Making a home in Greece and sending children to a school in a ‘Christian’ country makes some families nervous. Yet, they soon realised the school environment, the teachers and community are just like them trying to make the most of their opportunity. This shifted the family’s outlook on life to one filled with optimism. They know their children will have an opportunity to get an education in Greece and build a life they had aspired to.

The Greeks welcomed them and supported their settlement. Yet, even though families may feel at ease, there still is an underlying anxiety.

They fear that the heightened political tension between Greece and Turkey may shift the mood with the locals towards their Turkish guests. This is their main concern as they settle in to their new environment.

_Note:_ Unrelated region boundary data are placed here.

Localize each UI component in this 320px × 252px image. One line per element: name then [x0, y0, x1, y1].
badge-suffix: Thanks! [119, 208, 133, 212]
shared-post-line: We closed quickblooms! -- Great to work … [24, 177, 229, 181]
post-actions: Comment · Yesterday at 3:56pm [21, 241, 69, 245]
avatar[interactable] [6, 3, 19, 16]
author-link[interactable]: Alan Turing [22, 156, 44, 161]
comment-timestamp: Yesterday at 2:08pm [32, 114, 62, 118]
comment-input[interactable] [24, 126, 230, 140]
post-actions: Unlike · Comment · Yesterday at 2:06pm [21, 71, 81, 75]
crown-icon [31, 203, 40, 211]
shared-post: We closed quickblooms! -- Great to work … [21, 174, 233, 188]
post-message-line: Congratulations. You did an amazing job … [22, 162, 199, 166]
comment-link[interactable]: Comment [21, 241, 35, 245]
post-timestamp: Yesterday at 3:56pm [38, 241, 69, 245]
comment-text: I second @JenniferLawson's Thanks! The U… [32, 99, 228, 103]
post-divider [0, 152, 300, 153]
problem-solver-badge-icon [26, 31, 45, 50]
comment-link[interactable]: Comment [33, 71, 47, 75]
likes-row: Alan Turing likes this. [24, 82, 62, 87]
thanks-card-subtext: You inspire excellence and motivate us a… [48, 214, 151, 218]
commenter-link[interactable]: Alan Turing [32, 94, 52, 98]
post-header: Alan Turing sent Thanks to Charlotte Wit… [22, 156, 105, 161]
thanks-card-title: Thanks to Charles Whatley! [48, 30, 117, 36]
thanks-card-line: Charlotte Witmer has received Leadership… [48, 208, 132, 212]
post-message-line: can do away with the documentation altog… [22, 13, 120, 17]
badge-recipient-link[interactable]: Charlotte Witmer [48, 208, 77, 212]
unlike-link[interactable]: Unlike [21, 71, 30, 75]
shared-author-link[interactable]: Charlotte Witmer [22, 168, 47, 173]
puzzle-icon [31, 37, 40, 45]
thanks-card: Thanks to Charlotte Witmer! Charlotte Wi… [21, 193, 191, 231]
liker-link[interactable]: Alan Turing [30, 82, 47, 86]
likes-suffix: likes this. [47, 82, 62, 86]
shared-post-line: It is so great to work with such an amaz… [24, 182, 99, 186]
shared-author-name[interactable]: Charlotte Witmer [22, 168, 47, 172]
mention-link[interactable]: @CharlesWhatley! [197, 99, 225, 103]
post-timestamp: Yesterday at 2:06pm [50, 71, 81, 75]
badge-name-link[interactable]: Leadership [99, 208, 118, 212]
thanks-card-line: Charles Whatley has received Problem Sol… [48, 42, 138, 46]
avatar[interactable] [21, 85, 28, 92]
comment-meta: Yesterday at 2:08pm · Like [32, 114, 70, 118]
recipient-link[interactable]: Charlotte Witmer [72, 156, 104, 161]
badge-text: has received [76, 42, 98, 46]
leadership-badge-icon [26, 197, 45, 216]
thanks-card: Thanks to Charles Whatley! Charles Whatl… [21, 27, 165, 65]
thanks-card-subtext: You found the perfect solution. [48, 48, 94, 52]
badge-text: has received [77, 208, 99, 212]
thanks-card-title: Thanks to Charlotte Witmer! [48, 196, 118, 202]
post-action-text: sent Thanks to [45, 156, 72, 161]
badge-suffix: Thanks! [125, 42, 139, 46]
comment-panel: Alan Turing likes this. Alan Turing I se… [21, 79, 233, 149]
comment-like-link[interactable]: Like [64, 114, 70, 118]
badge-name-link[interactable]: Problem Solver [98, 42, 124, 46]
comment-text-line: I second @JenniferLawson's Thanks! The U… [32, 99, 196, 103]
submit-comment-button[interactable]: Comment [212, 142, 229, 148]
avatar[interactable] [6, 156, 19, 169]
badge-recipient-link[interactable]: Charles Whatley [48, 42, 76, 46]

For people on the side of truth, it is important, that our common humanity prevails in times of political turbulence. We must embrace each other as a fellow traveller in life, as a neighbour and a friend. It is our common duty to uphold this humanity project, and it requires the good Samaritan to do right thing. We must all continue to offer help and ease the concerns of fragile refugee families here and in Greece. We have both known what it is to be refugees across our history. I would open my home, share my food and with my Greek family – as we are all one family – if they were in distress.

Ahmet Keskin is the Executive Director of the Australian Intercultural Society. He has been actively involved in community activism for over 25yrs, with the last 18yrs around intercultural dialogue.